At this point, meeting that need does not mean collecting additional supplies, but distributing them to the most remote and isolated communities. “What's happening in Asheville right now is that we have a lot of things,” says Roxy Robbins, an Asheville doula who co-founded The Flow of Life Yoga and maternal health nonprofit Perinatal Health Connect. “The core of what we're looking at is how to get beyond the city center and support rural communities that can't go into the city.”
Similar coalitions faced the impact of Hurricane Milton. Melissa Butler, a St. Petersburg native and postpartum doula, said birth workers began spreading the word about relief efforts. “What many of us are doing is sharing resources so they reach more people,” he says; A birth center serves as a hurricane shelter, and a pelvic floor therapist collects and distributes baby supplies.

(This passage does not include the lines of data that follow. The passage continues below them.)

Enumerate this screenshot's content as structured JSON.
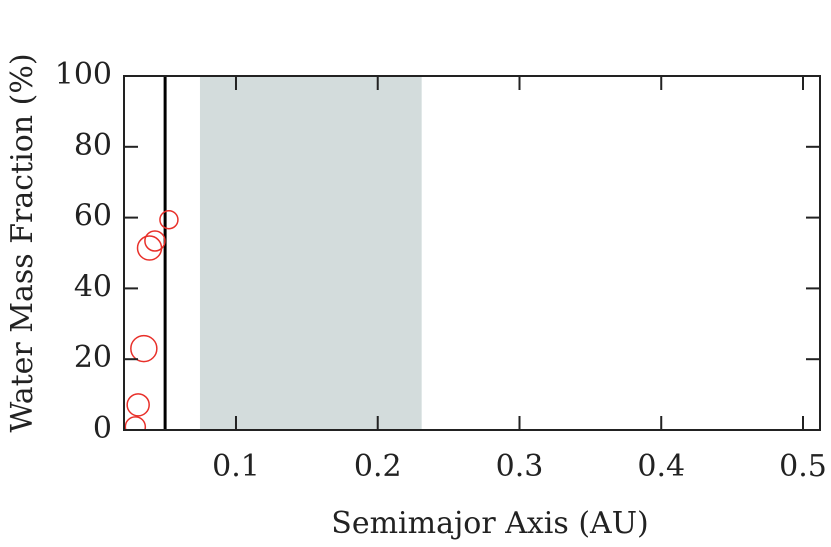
{
  "chart_data": {
    "type": "scatter",
    "xlabel": "Semimajor Axis (AU)",
    "ylabel": "Water Mass Fraction (%)",
    "xlim": [
      0.021,
      0.512
    ],
    "ylim": [
      0,
      100
    ],
    "xticks": [
      0.1,
      0.2,
      0.3,
      0.4,
      0.5
    ],
    "yticks": [
      0,
      20,
      40,
      60,
      80,
      100
    ],
    "shaded_region": [
      0.0746,
      0.231
    ],
    "shade_color": "#d3dcdc",
    "vline": 0.05,
    "vline_color": "#000000",
    "series": [
      {
        "color": "#e8302a",
        "x": [
          0.0527,
          0.0428,
          0.039,
          0.035,
          0.031,
          0.029
        ],
        "values": [
          59.4,
          53.4,
          51.4,
          23,
          7.1,
          0.9
        ],
        "sizes": [
          9,
          10,
          12,
          13,
          11,
          10
        ]
      }
    ]
  }
}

Organizations such as Mother's Milk Bank of Florida collect and distribute 8,000 ounces of pasteurized human donor milk to 78 hospital and community partners each week. Earlier this week, they asked people in unaffected parts of the state to consider donating surplus milk to meet post-storm demand. These donations “will help ensure that babies cared for in Florida NICUs have the nutrition they need to thrive if they don't have access to their own mother's milk,” says Leanne Keith, Director of Community Engagement.
After Helen, Robbins, her business partner Sue Ann Fisher, and other birth workers soon established the Maternal Health Mutual Aid Center in Asheville. They now help evacuate families, connect them with care providers in other states, and raise funds to subsidize travel for those who cannot leave.
“People want to protect their home, they want the community to support them – that's what they know and want,” says Melissa Poole, a nurse-physician at the collaborative. “But many of them have to make the difficult decision that this is best for their children.”
Maria and her family, now staying at a family member's vacation home a few hours from their home, have not decided what their long-term plans are. He says most of the families he knows with young children have left. Some tried to go back and left again. She thinks it will be months before water returns to her area.
“It's not clear how and when we can get back to normal, what will be safe for our babies, and when we will be able to get formula for him,” she says. “How do we imagine what the future will look like?”